Desde logo, esta conjura visa atacar os homens por via de um movimento pinça. A primeira frente de ataque prende-se com a derrota da sugestão. Nunca um homem venceu, no planeamento de um jantar de sexta à noite, na sugestão por ele promovida. Por regra, o homem e o seu bando projetam uma tainada à volta de travessas. Por regra, após o ataque sistemático de todas as conjuradas, o homem acaba numa tapearia à volta de pratinhos.  Isto desgasta o homem que enfrentará o resto do serão desolado pela aura de uma derrota inicial. No entanto, a conjura não se esgota na primeira desolação moral do embate perdido e da sugestão gorada. Pior, a conjura agrava-se com as opções à la carte, com a discussão que se acende sobre as escolhas a tomar em relação às centenas de pratinhos disponíveis e, sobretudo, com a obrigação que temos de entrar numa contenda que não é a nossa. Desgastados por todo este recorrente ritual, acabamos por conjeturar em quanta discussão se evitaria com uma mera travessa reconfortante e um bom vinho para a acompanhar. 

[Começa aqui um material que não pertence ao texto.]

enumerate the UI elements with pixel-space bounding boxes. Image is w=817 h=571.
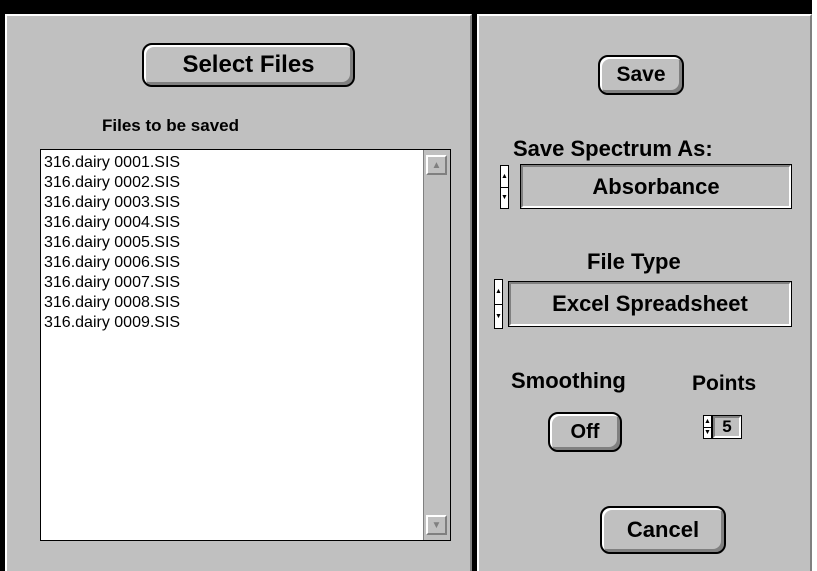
list-item[interactable]: 316.dairy 0004.SIS — [44, 213, 180, 233]
select-files-button[interactable]: Select Files — [142, 43, 355, 87]
file-type-spin-icon[interactable]: ▲ ▼ — [494, 279, 503, 329]
file-type-field[interactable]: Excel Spreadsheet — [508, 281, 792, 327]
points-heading: Points — [692, 372, 757, 395]
list-item[interactable]: 316.dairy 0009.SIS — [44, 313, 180, 333]
files-scrollbar[interactable]: ▲ ▼ — [423, 150, 450, 540]
files-list: 316.dairy 0001.SIS 316.dairy 0002.SIS 316.… — [44, 153, 180, 333]
list-item[interactable]: 316.dairy 0008.SIS — [44, 293, 180, 313]
points-field[interactable]: 5 — [712, 415, 742, 439]
file-selection-panel: Select Files Files to be saved 316.dairy… — [5, 14, 472, 571]
smoothing-toggle-button[interactable]: Off — [548, 412, 622, 452]
scroll-down-arrow-icon[interactable]: ▼ — [426, 515, 447, 535]
save-spectrum-field[interactable]: Absorbance — [520, 164, 792, 209]
save-spectrum-heading: Save Spectrum As: — [513, 136, 713, 161]
points-spin-icon[interactable]: ▲ ▼ — [703, 415, 712, 439]
list-item[interactable]: 316.dairy 0005.SIS — [44, 233, 180, 253]
files-listbox[interactable]: 316.dairy 0001.SIS 316.dairy 0002.SIS 316.… — [40, 149, 451, 541]
files-heading: Files to be saved — [102, 116, 239, 135]
save-options-panel: Save Save Spectrum As: ▲ ▼ Absorbance Fil… — [477, 14, 812, 571]
list-item[interactable]: 316.dairy 0002.SIS — [44, 173, 180, 193]
list-item[interactable]: 316.dairy 0001.SIS — [44, 153, 180, 173]
spectrum-spin-icon[interactable]: ▲ ▼ — [500, 165, 509, 209]
scroll-up-arrow-icon[interactable]: ▲ — [426, 155, 447, 175]
list-item[interactable]: 316.dairy 0007.SIS — [44, 273, 180, 293]
file-type-heading: File Type — [587, 249, 681, 274]
cancel-button[interactable]: Cancel — [600, 506, 726, 554]
save-button[interactable]: Save — [598, 55, 684, 95]
smoothing-heading: Smoothing — [511, 368, 626, 393]
list-item[interactable]: 316.dairy 0006.SIS — [44, 253, 180, 273]
list-item[interactable]: 316.dairy 0003.SIS — [44, 193, 180, 213]
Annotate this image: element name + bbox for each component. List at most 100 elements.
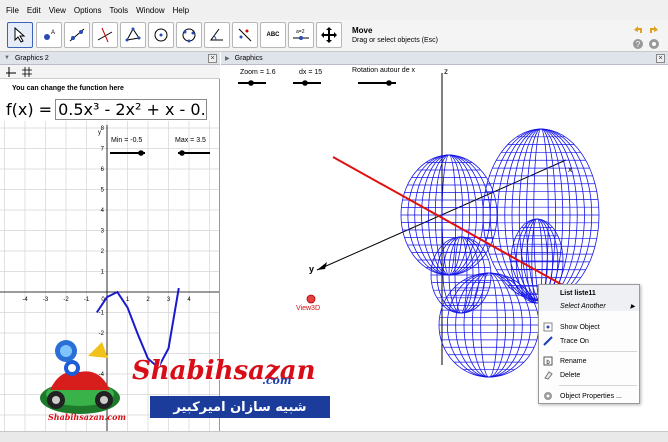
slider-tool-button[interactable]: a=2 [288,22,314,48]
reflect-icon [238,28,252,42]
x-tick-label: 4 [187,297,191,303]
delete-eraser-icon [544,371,553,380]
menu-edit[interactable]: Edit [27,6,41,15]
y-tick-label: -2 [99,331,105,337]
graphics2-titlebar: ▼ Graphics 2 × [0,52,220,65]
object-properties-label: Object Properties ... [560,392,622,400]
trace-on-label: Trace On [560,337,589,345]
circle-three-points-tool-button[interactable] [176,22,202,48]
view-slider-knob [248,80,254,86]
x-tick-label: 3 [167,297,171,303]
circle-tool-button[interactable] [148,22,174,48]
menu-help[interactable]: Help [173,6,189,15]
menu-separator [559,385,637,386]
tool-info-subtitle: Drag or select objects (Esc) [352,37,438,44]
reflect-tool-button[interactable] [232,22,258,48]
x-tick-label: -4 [22,297,28,303]
y-tick-label: 8 [101,126,105,132]
angle-tool-button[interactable] [204,22,230,48]
toolbar: A ABC a=2 Move Drag or select objects (E… [0,20,668,52]
context-menu-title: List liste11 [539,286,639,300]
slider-icon: a=2 [293,29,309,40]
axes-toggle-icon[interactable] [6,67,16,77]
y-tick-label: 3 [101,229,105,235]
select-another-item[interactable]: Select Another ▶ [539,299,639,313]
tool-info: Move Drag or select objects (Esc) [352,26,438,44]
grid-toggle-icon[interactable] [22,67,32,77]
move-view-icon [321,27,337,43]
cursor-arrow-icon [14,26,26,43]
max-slider-knob [179,150,185,156]
y-tick-label: -1 [99,311,105,317]
slider-tool-label: a=2 [296,29,305,35]
view-slider-knob [302,80,308,86]
graphics2-title: Graphics 2 [14,54,49,62]
menu-window[interactable]: Window [136,6,164,15]
close-graphics2-button[interactable]: × [208,54,217,63]
delete-label: Delete [560,371,581,379]
help-icon[interactable]: ? [632,38,644,50]
watermark-persian-banner: شبیه سازان امیرکبیر [150,396,330,418]
rename-label: Rename [560,357,587,365]
rename-icon: b [543,356,553,366]
y-tick-label: 2 [101,249,105,255]
properties-gear-icon [544,392,552,400]
watermark-dotcom: .com [262,374,292,387]
circle-icon [154,28,168,42]
menu-options[interactable]: Options [74,6,102,15]
x-tick-label: -2 [63,297,69,303]
expand-triangle-icon[interactable]: ▶ [225,55,230,62]
redo-icon[interactable] [648,24,660,36]
max-slider-label: Max = 3.5 [175,137,206,144]
point-tool-button[interactable]: A [36,22,62,48]
undo-icon[interactable] [632,24,644,36]
collapse-triangle-icon[interactable]: ▼ [4,55,10,61]
y-tick-label: 1 [101,270,105,276]
perpendicular-tool-button[interactable] [92,22,118,48]
show-object-label: Show Object [560,323,600,331]
status-bar [0,431,668,442]
perpendicular-icon [97,27,113,43]
function-label: f(x) = [6,100,53,119]
object-properties-item[interactable]: Object Properties ... [539,389,639,403]
dx-slider-label: dx = 15 [299,69,323,76]
line-icon [69,28,85,42]
context-menu-title-text: List liste11 [560,289,596,297]
y-tick-label: 4 [101,208,105,214]
menu-file[interactable]: File [6,6,19,15]
function-input[interactable]: 0.5x³ - 2x² + x - 0.25 [55,99,208,120]
move-view-tool-button[interactable] [316,22,342,48]
z-axis-label: z [444,67,448,76]
zoom-slider-label: Zoom = 1.6 [240,69,276,76]
y-tick-label: 5 [101,188,105,194]
svg-text:A: A [51,30,55,36]
y-tick-label: 6 [101,167,105,173]
y-tick-label: 7 [101,147,105,153]
trace-on-item[interactable]: Trace On [539,334,639,348]
tool-info-title: Move [352,26,373,35]
close-graphics-button[interactable]: × [656,54,665,63]
min-slider-label: Min = -0.5 [111,137,143,144]
rename-item[interactable]: b Rename [539,354,639,368]
menu-bar: File Edit View Options Tools Window Help [0,0,668,20]
text-tool-button[interactable]: ABC [260,22,286,48]
text-tool-label: ABC [266,32,280,38]
min-slider-knob [138,150,144,156]
context-menu: List liste11 Select Another ▶ Show Objec… [538,284,640,404]
submenu-arrow-icon: ▶ [630,303,635,310]
menu-view[interactable]: View [49,6,66,15]
angle-icon [210,28,223,41]
graphics2-style-bar [0,65,220,79]
line-tool-button[interactable] [64,22,90,48]
watermark-small-text: Shabihsazan.com [48,412,126,422]
menu-separator [559,351,637,352]
graphics-title: Graphics [234,54,263,62]
x-axis-label: x [568,165,572,174]
settings-gear-icon[interactable] [648,38,660,50]
show-object-item[interactable]: Show Object [539,320,639,334]
polygon-tool-button[interactable] [120,22,146,48]
delete-item[interactable]: Delete [539,368,639,382]
menu-tools[interactable]: Tools [109,6,128,15]
x-tick-label: 1 [126,297,130,303]
move-tool-button[interactable] [7,22,33,48]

Esta é a exposição de motivos que me leva a procurar signatários para esta causa. Ainda que as tapearias nos providenciem – porque também são capazes – bons momentos e alguns desses gastronómicos, procuro apoiantes que me ajudem a recuperar os bons costumes. Pois bem, o que se segue ao manifesto é uma petição e, após essa, uma iniciativa legislativa, com direito a audiência e endorso pelo Senhor Presidente da República. Mais, alerto que caso sejamos barrados pelos portões do poder, uma revolução surge em cima da mesa. E mais afirmo: fazer tombar o regime por causa de uma travessa é uma causa tão legítima como qualquer outra, talvez a mais legítima! Tapas só as queremos para os lados de Badajoz. Pim!